In New Orleans the concept of the jazz funeral is a long-held tradition, blending different aspects of Nigerian, West African, African-American and French customs. A marching band playing music leads mourners as they gather to remember the loved one who has passed away.

For some Buddhist funeral ceremonies, the rites last for an extended period of time after the person has died. Mourners gather to chant sutras (Buddhist texts) to help guide the soul of the person, and the process ends with the cremation of the body. Other religions such as Hinduism, Jainism and Sikhism also require a cremation.

On the other hand, many Tibetan and Mongolian Buddhists choose a sky burial, a traditional ceremony where the body is left exposed to the elements in order to return it to the earth after the soul has passed on.

According to the Nationality Research Institute of the Tibetan Academy of Social Sciences, around 80 per cent of Tibetans still choose to have a sky burial after their death.1

Muslim families will mark the death of a loved one by reciting special funeral prayers at the mosque. The grave is dug at a perpendicular angle towards Mecca, Islam’s holiest site, and the body is placed on its right side within it. Each mourner present will add three handfuls of soil into the grave until it is filled.

In Jewish funerals, prayers, a eulogy and psalms will be read out, with the eulogies delivered by either the rabbi or family members. Traditionally, flowers are not required and donations to charity are often made instead. A Jewish funeral is held either at a synagogue, the gravesite or the funeral home.

Taoist funeral traditions will differ depending on the individual sect, as well as the age and status of the deceased person. However, most Taoists are buried in rectangular-shaped coffins made with three humps.
A priest will begin the funeral by chanting Taoist scripture, while mourners are encouraged to grieve loudly for the deceased. The coffin is nailed shut by the eldest son, but mourners must turn away both when the coffin is being sealed and when it is placed into the grave, as seeing these acts are forbidden.

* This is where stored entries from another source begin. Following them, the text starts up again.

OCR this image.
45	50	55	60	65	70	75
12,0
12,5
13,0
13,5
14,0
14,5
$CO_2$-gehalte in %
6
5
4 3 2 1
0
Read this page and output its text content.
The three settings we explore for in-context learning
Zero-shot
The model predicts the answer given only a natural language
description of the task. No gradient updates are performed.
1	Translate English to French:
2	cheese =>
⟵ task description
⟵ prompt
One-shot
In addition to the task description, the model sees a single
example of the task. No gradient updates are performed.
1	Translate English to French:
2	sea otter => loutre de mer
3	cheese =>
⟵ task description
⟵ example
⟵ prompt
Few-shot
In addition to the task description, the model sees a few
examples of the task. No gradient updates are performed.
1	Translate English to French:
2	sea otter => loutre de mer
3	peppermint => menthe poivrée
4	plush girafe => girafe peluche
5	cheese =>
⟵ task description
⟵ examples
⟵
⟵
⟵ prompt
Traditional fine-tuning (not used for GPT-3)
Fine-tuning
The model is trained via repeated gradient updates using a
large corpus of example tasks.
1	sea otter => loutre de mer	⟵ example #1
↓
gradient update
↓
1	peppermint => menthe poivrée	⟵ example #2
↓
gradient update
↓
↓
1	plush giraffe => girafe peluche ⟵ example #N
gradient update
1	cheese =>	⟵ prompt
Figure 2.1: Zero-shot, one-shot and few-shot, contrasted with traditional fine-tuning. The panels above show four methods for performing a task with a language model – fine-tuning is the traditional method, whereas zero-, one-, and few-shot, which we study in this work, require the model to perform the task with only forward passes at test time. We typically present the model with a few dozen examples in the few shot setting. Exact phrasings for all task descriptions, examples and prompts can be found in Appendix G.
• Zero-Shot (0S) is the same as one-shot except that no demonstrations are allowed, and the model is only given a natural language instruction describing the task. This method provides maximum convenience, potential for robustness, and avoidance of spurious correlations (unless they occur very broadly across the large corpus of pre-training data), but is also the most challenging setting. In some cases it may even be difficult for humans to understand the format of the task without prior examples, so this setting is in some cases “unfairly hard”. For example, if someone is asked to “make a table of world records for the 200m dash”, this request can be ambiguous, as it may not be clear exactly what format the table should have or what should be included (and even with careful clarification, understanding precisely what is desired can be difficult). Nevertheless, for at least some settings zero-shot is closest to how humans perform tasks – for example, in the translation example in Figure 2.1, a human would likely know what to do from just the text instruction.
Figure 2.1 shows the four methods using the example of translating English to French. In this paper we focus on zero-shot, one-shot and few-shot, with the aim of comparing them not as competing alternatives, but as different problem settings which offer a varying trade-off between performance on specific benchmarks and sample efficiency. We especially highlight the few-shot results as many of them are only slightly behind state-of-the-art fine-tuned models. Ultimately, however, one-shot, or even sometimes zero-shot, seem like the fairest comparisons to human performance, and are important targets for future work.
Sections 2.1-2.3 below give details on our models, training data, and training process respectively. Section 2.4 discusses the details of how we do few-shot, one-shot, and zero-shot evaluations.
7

Preparing for your funeral

When it comes to the end of life traditions and ceremonies, it’s important for many people to feel that they have control over how their funeral service will be conducted. Whether it adheres to tradition or forges an entirely new path, being able to plan how your funeral will be held can give a feeling of peace to many people.
Arranging your funeral the way you would prefer can be expensive, with the Australian Securities & Investments Commission (ASIC) estimating the costs to range from $4,000 for a cremation to around $14,000 for a more elaborate funeral.2

Funeral or Final Expenses insurance can help your family prepare for your end of life ceremony, easing the financial burden. This type of insurance policy provides a benefit that can go towards not just the funeral costs but other expenses as well, as decided by your beneficiaries.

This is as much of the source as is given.